Tony Vitello is the unfair victim of one of the worst things right now about pro sports in major markets

Former Tennessee Vols head coach Tony Vitello is in his first spring training as the manager of the San Francisco Giants.

Zach Ragan Tennessee Volunteers News Writer
Add as preferred source on Google
Tennessee Vols football
D. Ross Cameron-Imagn Images

Former Tennessee Vols head baseball coach Tony Vitello has been in spring training with the San Francisco Giants for less than a month.

And he’s already the victim of a media firestorm.

Vitello, who was named the Giants’ new manager last October, met with reporters on Monday and aired some grievances about the timing of the reports about him taking the San Francisco job.

The former Tennessee coach wasn’t happy that news about his interest in the job leaked last fall before he could talk to his coaching staff.

Vitello said the next day that he didn’t face any backlash from the Giants for his comments.

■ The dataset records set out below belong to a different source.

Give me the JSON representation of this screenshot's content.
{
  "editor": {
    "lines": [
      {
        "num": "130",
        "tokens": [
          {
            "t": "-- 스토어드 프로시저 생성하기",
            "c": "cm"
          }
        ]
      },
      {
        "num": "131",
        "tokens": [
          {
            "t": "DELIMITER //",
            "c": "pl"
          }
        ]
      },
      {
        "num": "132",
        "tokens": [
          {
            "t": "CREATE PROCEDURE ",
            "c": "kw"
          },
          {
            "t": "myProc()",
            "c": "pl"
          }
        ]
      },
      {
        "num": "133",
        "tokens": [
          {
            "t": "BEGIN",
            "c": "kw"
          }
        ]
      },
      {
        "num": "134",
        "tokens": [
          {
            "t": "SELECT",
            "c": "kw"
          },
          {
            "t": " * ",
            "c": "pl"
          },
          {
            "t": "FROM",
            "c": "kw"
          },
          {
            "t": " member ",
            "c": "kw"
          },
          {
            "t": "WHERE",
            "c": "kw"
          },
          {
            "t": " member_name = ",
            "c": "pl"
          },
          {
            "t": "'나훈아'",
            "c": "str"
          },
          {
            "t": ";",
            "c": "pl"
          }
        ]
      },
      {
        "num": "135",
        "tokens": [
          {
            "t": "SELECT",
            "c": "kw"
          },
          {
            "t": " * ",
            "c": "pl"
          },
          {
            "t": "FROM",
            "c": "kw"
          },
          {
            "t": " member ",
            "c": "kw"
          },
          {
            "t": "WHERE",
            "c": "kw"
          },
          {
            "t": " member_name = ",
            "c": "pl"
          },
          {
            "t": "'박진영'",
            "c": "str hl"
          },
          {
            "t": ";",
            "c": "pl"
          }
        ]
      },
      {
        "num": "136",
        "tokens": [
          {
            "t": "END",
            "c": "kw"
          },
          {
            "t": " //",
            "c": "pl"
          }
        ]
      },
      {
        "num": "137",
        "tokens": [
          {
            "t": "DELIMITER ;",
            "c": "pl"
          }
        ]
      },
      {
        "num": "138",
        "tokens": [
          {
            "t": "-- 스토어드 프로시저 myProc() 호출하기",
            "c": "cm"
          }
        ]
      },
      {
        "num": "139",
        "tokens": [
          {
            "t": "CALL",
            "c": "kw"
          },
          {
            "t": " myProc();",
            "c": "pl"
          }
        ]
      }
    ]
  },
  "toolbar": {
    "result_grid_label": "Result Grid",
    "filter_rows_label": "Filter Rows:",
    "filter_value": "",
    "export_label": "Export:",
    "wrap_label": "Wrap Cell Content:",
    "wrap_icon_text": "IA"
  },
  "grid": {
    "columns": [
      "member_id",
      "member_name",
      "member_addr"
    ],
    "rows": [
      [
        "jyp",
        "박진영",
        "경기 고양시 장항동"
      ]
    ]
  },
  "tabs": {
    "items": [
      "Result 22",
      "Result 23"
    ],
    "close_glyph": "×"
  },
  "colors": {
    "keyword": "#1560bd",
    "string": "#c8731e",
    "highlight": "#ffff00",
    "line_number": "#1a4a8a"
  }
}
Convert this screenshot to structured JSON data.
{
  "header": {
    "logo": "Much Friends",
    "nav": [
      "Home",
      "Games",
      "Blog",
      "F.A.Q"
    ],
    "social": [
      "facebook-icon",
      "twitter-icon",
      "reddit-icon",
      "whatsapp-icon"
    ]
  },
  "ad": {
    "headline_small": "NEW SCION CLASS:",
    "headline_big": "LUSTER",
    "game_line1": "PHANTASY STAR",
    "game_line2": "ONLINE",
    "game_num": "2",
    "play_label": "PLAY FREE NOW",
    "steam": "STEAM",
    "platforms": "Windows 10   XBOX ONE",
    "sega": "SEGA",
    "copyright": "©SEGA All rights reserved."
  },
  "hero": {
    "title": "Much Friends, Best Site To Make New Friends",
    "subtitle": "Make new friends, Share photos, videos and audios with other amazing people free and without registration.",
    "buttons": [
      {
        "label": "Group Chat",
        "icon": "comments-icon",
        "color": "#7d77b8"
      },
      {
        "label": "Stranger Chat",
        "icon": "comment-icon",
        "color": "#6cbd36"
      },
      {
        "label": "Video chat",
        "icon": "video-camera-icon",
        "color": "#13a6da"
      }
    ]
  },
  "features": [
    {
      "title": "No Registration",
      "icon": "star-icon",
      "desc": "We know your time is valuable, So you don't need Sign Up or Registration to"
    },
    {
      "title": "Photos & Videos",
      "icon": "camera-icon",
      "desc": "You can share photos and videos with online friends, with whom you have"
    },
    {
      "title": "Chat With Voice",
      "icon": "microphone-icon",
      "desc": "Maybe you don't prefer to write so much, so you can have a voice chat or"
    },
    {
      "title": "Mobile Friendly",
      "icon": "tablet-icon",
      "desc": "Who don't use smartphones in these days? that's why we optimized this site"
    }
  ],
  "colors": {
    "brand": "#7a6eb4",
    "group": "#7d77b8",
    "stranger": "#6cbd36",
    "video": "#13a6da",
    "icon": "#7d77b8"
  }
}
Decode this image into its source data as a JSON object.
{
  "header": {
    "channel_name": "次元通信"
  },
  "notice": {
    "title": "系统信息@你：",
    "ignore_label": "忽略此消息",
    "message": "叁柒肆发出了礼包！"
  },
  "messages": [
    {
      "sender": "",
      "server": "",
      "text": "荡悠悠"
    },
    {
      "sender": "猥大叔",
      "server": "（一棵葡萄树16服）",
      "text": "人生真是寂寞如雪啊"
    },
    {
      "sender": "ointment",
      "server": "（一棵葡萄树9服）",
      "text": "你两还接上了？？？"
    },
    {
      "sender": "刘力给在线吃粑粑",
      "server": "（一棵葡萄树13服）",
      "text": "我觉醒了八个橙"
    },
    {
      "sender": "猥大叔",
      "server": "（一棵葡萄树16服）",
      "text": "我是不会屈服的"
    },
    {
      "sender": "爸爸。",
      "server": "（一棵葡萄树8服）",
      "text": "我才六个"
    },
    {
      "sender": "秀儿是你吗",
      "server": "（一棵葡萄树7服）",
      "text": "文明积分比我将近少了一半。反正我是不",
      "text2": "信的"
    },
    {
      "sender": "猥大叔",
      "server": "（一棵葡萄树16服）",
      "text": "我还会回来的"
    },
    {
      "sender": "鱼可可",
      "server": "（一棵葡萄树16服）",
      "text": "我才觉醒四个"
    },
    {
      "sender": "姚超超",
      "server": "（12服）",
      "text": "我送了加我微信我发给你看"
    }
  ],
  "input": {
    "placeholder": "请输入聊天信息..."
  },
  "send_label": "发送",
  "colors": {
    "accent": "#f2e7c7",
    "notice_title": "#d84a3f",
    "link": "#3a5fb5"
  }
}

“I wouldn’t take what I say too seriously,” said Vitello. “We were talking about Lil’ Wayne [the other day]. Again, I think the facts of the case were what I just said. It’s just that. Anybody else would react the exact same way, and it has no real impact on the opportunity that was presented. And it wouldn’t have changed what Buster (Posey) and I would have agreed to and joined to do. So, it just happened to be circumstantial. Like I said, when it affects the people, first off myself, but the people that I’m around every day, too, then it was less than ideal circumstances. But pretty ideal circumstances as I sit here [now].”

For the media outlets that have covered Tennessee baseball daily over the last seven or eight years (outlets like VolQuest, GoVols247, Rocky Top Insider, the Knoxville News Sentinel), and those of us who have listened to nearly every word Vitello has said publicly in recent years, the comments on Monday weren’t a surprise. One of the things that makes Vitello who he is is his authenticity. When something is on his mind, he’s going to say it. And then he’ll move on.

Tennessee fans and the folks in the Knoxville media understood that, and (at least I believe) nearly everyone who followed or covered the Vols appreciated that about the former UT baseball coach.

One memorable example came in 2024 when Vitello passionately defended his team after a reporter asked if the season would be a failure if the Vols didn’t advance to the College World Series (Tennessee would end up winning the College World Series a few weeks later).

I thought Vitello’s comments on Monday about the premature reporting that happened last October were just Tony being Tony. It had nothing to do with him regretting his decision to leave Knoxville or anything like that. It was simply a coach who felt he didn’t get to handle the situation the way he believed he should have, because someone in the national media jumped the gun by reporting that a deal was getting close when, according to Vitello, no decision had been made at that point.

Unfortunately, that’s not how some folks in the San Francisco media saw Vitello’s comments.

Tony Vitello is the unfair victim of big market sports talk radio nonsense

Vitello is getting a quick lesson this week in the nonsense that comes with managing in a big market.

The reactions I’ve seen from talk show hosts in the Bay Area to Vitello’s comments this week have been downright embarrassing.

I mean, we had one host saying that Vitello has got to “move on” from his time at Tennessee.

Like, what?

Vitello is all-in on the Giants. He spent his offseason literally traveling around the globe to start building relationships with Giants players.

I don’t see what having an issue with the way something was reported has to do with Vitello “moving on”.

It wasn’t just one station that had a take like that — it was multiple stations/hosts in the San Francisco area.

I don’t spend a lot of time consuming sports talk radio in big markets — I’m sure there are some shows that do a great job — but these kinds of takes are way too common.

For example, it’s no secret I’m a big New York Mets fan. I see Mets stuff in my social algorithms all the time. Sometimes that includes content from WFAN, one of the major sports talk stations in New York. Those guys spend more time talking about what kind of bag a player showed up to spring training with than the actual sport.

This isn’t something that’s unique to San Francisco.

This is going to be part of the job for Vitello. He’s going to have to deal with stuff like this. If he takes a pitcher out of a game in the fifth inning and the pitcher looks unhappy — which happens every night in MLB (these guys are elite competitors) — you just know the next morning the San Francisco sports talk shows are going to question if Vitello has lost control of the clubhouse or some other nonsense.

Maybe people like the drama. Maybe that’s why these shows continue to get airtime. But this stuff is nonsense. And it’s why many coaches and players revert to “coach speak” — because they know their words will be twisted and analyzed like they’re robots who should always say the exact “right thing”.

Sports talk shows beg coaches and players to be authentic. And then when they are, they get overly criticized and overanalyzed to the point where it makes them want to never be authentic again. Is that what we really want from sports media?

I’m not saying I nail it every day or that I’ve never been part of the problem, but man, it’s time for a lot of us in sports media to grow up.